The song Dancing in the Streets, performed by Martha and the Vandellas, can be and has been interpreted as a protest song; a call to action for those witnessing the Civil Rights movement happening all around them.

1963, the year before Dancing in the Streets was released, saw many of the major events in the history of civil rights unfold.
Medgar Evers, leader of the NAACP, was assassinated outside his home.
•There were race riots in Cambridge, Maryland.
Alabama governor George Wallace denied two black students' admittance to the University of Alabama. The Federal government later decreed that the students were to be admitted.
•On September 15 four girls were killed when the Sixteeth St. Baptist Church in Birmingham, AL was bombed. Spike Lee has made a documentary, Four Little Girls, which is centered around this event.
Birmingham, Alabama hosted a mass demonstration at which Dr. Martin Luther King, Jr. was arrested. Fire hoses and police dogs were used as weapons against the demonstrators. While incarcerated, Dr. King wrote his famous quote: "Justice delayed too long is justice denied."
•250,000 people participated in the March On Washington. Dr. King delivered his "I Have A Dream" speech there.

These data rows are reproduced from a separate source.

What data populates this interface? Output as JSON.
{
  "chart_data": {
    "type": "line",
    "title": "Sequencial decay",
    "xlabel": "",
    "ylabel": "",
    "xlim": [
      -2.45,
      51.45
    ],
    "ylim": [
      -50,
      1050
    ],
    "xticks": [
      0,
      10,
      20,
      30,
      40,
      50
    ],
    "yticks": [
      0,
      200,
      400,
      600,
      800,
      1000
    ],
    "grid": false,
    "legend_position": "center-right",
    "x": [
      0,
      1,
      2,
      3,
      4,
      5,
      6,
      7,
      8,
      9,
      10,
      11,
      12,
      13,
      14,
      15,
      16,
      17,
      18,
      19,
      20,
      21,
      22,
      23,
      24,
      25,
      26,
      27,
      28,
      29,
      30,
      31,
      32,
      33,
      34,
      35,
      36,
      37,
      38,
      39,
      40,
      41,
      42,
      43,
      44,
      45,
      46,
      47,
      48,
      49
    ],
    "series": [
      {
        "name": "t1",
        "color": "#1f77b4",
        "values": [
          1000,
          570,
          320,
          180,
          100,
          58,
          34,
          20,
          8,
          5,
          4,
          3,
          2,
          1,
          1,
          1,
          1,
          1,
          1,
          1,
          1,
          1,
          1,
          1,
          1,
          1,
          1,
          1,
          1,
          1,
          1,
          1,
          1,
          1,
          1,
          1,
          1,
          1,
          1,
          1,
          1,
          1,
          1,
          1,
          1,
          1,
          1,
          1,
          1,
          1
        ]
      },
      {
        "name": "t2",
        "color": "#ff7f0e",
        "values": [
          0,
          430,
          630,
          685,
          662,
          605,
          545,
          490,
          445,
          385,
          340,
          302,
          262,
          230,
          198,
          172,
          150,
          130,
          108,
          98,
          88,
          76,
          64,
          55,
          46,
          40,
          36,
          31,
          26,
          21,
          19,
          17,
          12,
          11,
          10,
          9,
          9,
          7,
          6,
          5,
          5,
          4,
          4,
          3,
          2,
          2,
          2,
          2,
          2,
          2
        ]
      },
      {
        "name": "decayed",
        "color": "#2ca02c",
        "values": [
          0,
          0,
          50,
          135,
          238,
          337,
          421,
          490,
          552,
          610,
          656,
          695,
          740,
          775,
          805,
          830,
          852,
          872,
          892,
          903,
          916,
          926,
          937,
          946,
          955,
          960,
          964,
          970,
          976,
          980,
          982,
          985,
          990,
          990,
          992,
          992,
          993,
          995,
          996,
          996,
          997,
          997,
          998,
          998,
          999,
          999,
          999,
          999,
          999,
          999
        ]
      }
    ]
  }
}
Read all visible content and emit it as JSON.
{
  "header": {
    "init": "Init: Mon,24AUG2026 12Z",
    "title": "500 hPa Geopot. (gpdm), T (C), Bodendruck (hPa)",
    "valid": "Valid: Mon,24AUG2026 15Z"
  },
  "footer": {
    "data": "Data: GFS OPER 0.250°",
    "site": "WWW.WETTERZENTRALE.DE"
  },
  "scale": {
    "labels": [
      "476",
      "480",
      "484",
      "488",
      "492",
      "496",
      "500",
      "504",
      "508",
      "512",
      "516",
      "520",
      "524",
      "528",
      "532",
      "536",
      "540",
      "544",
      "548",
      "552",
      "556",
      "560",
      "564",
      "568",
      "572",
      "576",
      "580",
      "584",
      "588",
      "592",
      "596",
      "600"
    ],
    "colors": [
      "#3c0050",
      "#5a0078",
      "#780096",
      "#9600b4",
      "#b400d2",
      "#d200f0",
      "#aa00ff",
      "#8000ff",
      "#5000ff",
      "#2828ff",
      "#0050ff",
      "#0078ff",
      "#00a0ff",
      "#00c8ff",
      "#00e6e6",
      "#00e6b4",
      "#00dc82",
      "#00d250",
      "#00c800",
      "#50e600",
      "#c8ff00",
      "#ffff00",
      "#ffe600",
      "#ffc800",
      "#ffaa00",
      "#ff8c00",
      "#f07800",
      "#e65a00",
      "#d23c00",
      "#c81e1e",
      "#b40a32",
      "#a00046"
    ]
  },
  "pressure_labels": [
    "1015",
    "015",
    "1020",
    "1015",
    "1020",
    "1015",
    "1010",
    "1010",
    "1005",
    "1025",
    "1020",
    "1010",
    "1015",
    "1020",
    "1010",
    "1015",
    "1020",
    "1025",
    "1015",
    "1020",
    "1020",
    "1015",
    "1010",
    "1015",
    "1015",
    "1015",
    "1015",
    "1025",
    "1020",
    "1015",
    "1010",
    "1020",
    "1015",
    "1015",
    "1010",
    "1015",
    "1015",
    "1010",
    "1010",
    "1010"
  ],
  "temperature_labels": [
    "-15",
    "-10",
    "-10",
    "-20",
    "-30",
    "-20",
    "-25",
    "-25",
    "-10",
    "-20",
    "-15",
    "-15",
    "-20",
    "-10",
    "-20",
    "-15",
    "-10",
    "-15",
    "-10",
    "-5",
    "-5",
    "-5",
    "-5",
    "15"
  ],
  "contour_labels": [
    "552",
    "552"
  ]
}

The lyrics of Dancing in the Streets call the listener out, to take the streets in protest of institutional racism.
"An invitation across the nation", "a chance for folks to meet", to come together and organize against racism and a racist power structure. Unity among classes, creeds and categories; "...it doesn't matter what you wear, just as long as you are there." It's a global movement; "...everywhere around the world". Hope for the realization of a new, more just order; "...a brand new beat".

The brilliance, of course, is that this call to protest is wrapped up in the idiom of the danceable, Motown pop song. Radio friendly revolution.

Dancing in the Streets is also featured as a favorite song of the anti-fascist vigilante V in Alan Moore's graphic novel "V for Vendetta".